Ultimate tone. That's a silly concept. Sometimes it feels like we've had our ears and minds poisoned by YouTube videos, gear demos, and online debates about “ultimate tone." But only one thing determines a tone's quality: how it suits the musical context. There's no better example than Sgt. Pepper's laser-bright electric guitars. Few modern players would be caught dead issuing such strident treble squawks. But they're perfect for these dense compositions.

Frankly, many Pepper tracks sound lousy when soloed. Ringo's kick has little impact. (On the drum-heavy “Sgt. Pepper's Lonely Hearts Club Band (Reprise) [Take 8]," you hear Paul hectoring Ringo to stomp the kick harder.) John's acoustic guitar sounds boxy and flat in isolation. But in the midst of a dense track, it feels and sounds great.

What matters most happens last. When you bounce tape, you lose high end and definition. While many modern rock records are built from the drums and bass up, Paul's bass was usually one of the last parts to be recorded. Sometimes drums were overdubbed as well.

Paul seems to be the most rhythmically definitive Beatle. In fact, his bass lines tighten the looseness of some initial tracks. When parts don't quite groove perfectly, it's often possible to add an overdub that triangulates between their feels, tying everything together. Paul's bass performs that trick over and over.

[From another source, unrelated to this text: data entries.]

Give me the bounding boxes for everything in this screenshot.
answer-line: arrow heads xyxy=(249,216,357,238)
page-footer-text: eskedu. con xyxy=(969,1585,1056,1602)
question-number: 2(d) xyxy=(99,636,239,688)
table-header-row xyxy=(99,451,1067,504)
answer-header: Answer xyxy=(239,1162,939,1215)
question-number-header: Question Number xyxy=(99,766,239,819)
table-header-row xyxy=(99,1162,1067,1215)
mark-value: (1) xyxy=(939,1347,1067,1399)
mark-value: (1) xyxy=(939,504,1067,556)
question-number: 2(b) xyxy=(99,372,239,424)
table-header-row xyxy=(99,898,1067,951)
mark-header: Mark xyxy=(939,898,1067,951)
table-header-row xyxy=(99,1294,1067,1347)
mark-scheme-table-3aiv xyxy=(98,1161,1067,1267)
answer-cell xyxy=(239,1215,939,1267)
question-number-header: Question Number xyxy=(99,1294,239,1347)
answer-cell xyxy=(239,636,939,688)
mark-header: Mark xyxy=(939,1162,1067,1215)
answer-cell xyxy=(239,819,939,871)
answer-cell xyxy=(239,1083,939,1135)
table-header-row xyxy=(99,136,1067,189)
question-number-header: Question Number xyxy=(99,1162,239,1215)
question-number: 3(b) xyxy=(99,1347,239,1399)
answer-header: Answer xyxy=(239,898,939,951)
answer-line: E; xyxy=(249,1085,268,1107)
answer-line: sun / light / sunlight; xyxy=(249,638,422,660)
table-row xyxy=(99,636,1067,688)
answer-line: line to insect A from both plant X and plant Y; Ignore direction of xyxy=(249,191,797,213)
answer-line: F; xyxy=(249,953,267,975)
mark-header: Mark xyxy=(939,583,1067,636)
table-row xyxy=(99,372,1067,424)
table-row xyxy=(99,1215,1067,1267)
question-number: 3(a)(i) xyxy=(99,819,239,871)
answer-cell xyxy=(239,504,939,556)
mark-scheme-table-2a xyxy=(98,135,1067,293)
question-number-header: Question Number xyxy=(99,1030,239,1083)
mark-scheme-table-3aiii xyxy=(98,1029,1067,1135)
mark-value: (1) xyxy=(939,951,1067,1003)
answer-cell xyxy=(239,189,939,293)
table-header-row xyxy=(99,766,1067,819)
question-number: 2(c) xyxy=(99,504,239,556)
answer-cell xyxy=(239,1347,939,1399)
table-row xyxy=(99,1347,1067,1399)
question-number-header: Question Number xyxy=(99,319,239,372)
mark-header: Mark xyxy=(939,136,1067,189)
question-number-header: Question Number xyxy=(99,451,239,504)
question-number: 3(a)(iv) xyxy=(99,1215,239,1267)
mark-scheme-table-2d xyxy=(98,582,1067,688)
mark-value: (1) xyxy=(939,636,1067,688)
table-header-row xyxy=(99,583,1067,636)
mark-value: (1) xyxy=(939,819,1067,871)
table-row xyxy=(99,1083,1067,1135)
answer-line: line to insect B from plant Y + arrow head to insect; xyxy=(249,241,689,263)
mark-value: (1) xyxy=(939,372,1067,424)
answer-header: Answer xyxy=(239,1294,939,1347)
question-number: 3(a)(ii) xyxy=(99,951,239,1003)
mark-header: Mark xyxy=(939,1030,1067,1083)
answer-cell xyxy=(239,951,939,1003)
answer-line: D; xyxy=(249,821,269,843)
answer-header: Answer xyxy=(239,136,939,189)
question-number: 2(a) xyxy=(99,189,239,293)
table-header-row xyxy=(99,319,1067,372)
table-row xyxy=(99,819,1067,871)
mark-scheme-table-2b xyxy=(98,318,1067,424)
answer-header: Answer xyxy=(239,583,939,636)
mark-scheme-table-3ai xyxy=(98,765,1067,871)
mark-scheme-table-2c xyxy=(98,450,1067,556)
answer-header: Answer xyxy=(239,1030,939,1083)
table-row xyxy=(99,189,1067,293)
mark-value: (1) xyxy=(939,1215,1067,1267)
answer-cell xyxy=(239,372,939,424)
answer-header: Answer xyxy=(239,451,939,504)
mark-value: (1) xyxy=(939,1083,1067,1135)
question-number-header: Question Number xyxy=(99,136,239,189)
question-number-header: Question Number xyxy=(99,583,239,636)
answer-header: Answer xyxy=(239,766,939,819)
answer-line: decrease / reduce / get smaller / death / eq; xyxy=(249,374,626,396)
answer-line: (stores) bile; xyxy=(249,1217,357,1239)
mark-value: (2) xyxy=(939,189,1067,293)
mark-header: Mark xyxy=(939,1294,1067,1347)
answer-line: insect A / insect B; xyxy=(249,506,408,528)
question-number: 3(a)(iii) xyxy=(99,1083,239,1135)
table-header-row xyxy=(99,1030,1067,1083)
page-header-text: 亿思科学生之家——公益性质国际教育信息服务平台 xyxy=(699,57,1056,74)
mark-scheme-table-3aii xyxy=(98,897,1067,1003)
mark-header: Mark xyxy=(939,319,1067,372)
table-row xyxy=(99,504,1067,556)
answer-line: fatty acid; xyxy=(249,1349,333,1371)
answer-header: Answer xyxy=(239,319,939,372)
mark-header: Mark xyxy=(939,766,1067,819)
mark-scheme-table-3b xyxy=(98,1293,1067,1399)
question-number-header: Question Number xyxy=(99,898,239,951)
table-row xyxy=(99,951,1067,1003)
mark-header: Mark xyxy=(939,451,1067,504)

Space, the final frontier. Savvy musicians like to lecture about the importance of aerating your parts with silence, yet few today take the concept to Beatles extremes. In fact, many basic Sgt. Pepper tracks consist of little more than straight quarter notes, with the occasional open hat, guitar up-strum, or right-hand piano syncopation implying the swing. You know that Fadd9 guitar chord at the beginning of “Getting Better" that goes ching ching ching ching-a, ching ching-a ching ching? That's pretty much Sgt. Pepper's default groove. Funk, this ain't.

Burn the solo button! These observations share a common theme: The Beatles had their eyes on the final result, not the minute details of individual tracks. Nowadays we're addicted to the solo button. But since the Beatles crew was working with bounced tracks, they couldn't solo many of the parts even if they'd wanted to. It was about the forest, not the trees.

Few of us envy the travails of midcentury recording. It's nice being able to record 32 tracks on your phone! But it's worth pausing to consider the things we may have lost on our path to the present.